No one really wants to inherit their parents unmentionables after they die (at least I don’t), but what about all the other personal items left behind?  From jewelry, furniture and antiques, to china, silverware, dishes and momentos, everything is an object over which a fight can ensue between siblings. 

The authority in the area of transferring personal items is a book, and now a website, called “Who Gets Grandma’s Yellow Pie Plate.”  It is a great example of how family discord can erupt over the smallest of items.  Of course, “smallest” in terms of value in a monetary sense, but not so small in terms of sentimental value-which is precisely why these fights can be so personal. 

Exactly who is entitled to a decedent’s personal items (referred to as “tangible personal property” in legal jargon) and how is that property passed out after death?  Well there is a right way and a wrong way, and it’s hard to enforce the right way.

A few right ways.

Technically the property is supposed to be inventoried and then distributed according to the Trust or Will terms.  If the Trust or Will provides for specific items to go to specific people, then that must occur.  If not, then the beneficiaries can discuss who wants what and the Trustee or Executor must make a final decision in the event of a conflict.  Any property left over is sold and the proceeds from sale split evenly among the beneficiaries.

Or better yet, the parent or grandparent can give an item of personal property before death.  This is ideal because (1) it prevents any arguments relating to the parent’s intent, and (2) it allows the parent or grandparent to enjoy the act of giving (and witness the excitement of receiving) the gift.  It also ensures that the gift will be made.

The Wrong Way.

Imagine the decedent’s heirs going through his or her house and randomly taking personal objects without any authorization or direction.  They refuse to follow the terms of the Trust or Will and they fail to wait until a Trustee or Executor is in place to sort out the details.  Once a Trustee is in place, it is too late, the property is gone and trying to recover it is nearly impossible. 

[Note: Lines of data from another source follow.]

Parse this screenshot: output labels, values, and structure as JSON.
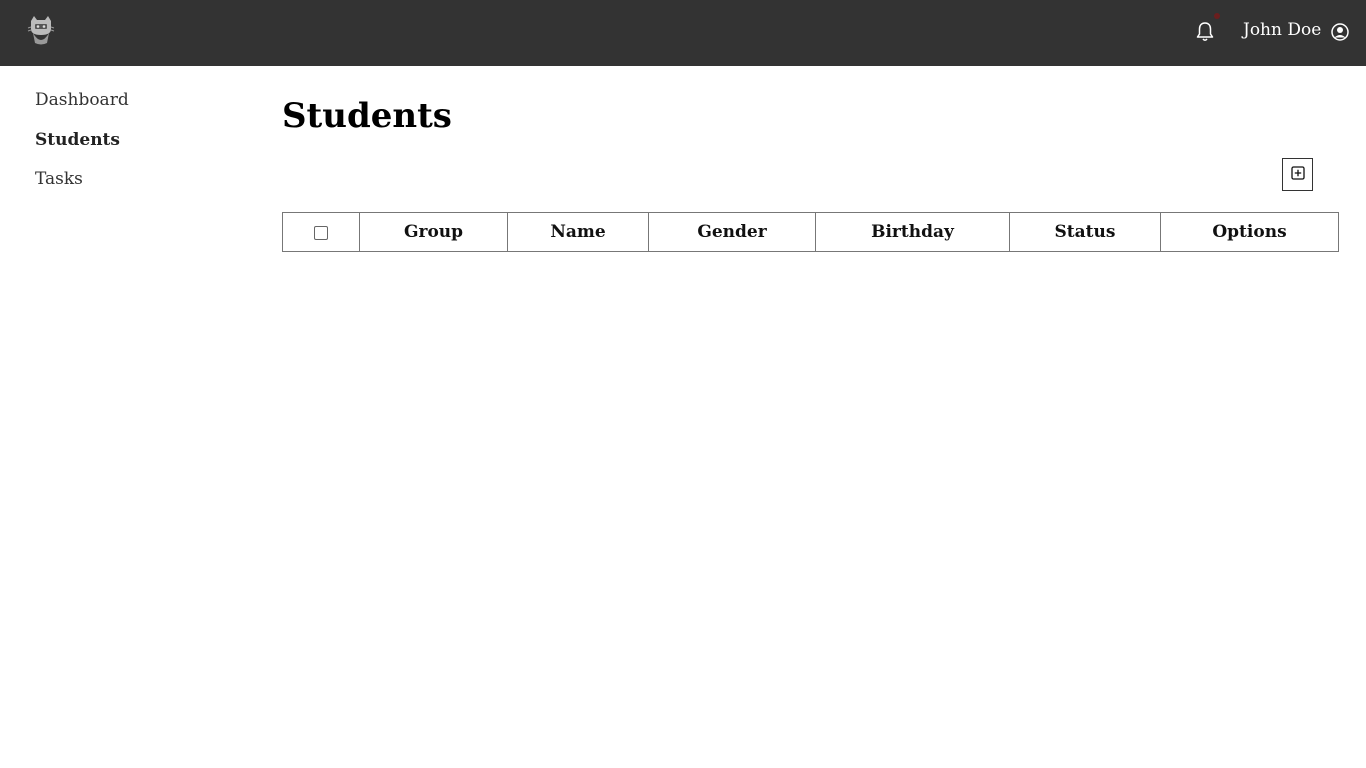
{
  "header": {
    "logo_icon": "cat-mascot-logo",
    "notification_icon": "bell-icon",
    "notification_dot_color": "#6b1e1e",
    "user_name": "John Doe",
    "user_icon": "user-circle-icon",
    "background_color": "#333333"
  },
  "sidebar": {
    "items": [
      {
        "label": "Dashboard",
        "active": false
      },
      {
        "label": "Students",
        "active": true
      },
      {
        "label": "Tasks",
        "active": false
      }
    ]
  },
  "main": {
    "title": "Students",
    "add_button_icon": "plus-square-icon",
    "table": {
      "columns": [
        "Group",
        "Name",
        "Gender",
        "Birthday",
        "Status",
        "Options"
      ],
      "rows": []
    }
  }
}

The problem with the wrong way to pass personal items is that (1) it happens all the time, and (2) it’s hard to prevent.  It really depends on the people involved.  Will they wait to play by the rules or are they just going to do what they like?  And the costs involved in trying to recover personal property is far too high to justify doing it in most cases. 

At a minimum, a Trustee or Executor should try to secure the decedent’s home as soon as possible and take possession of the personal items as quickly as possible.  Of course, it’s not always so easy to know which personal items people will want.  Sometimes it can be the least obvious item, such as a pie plate.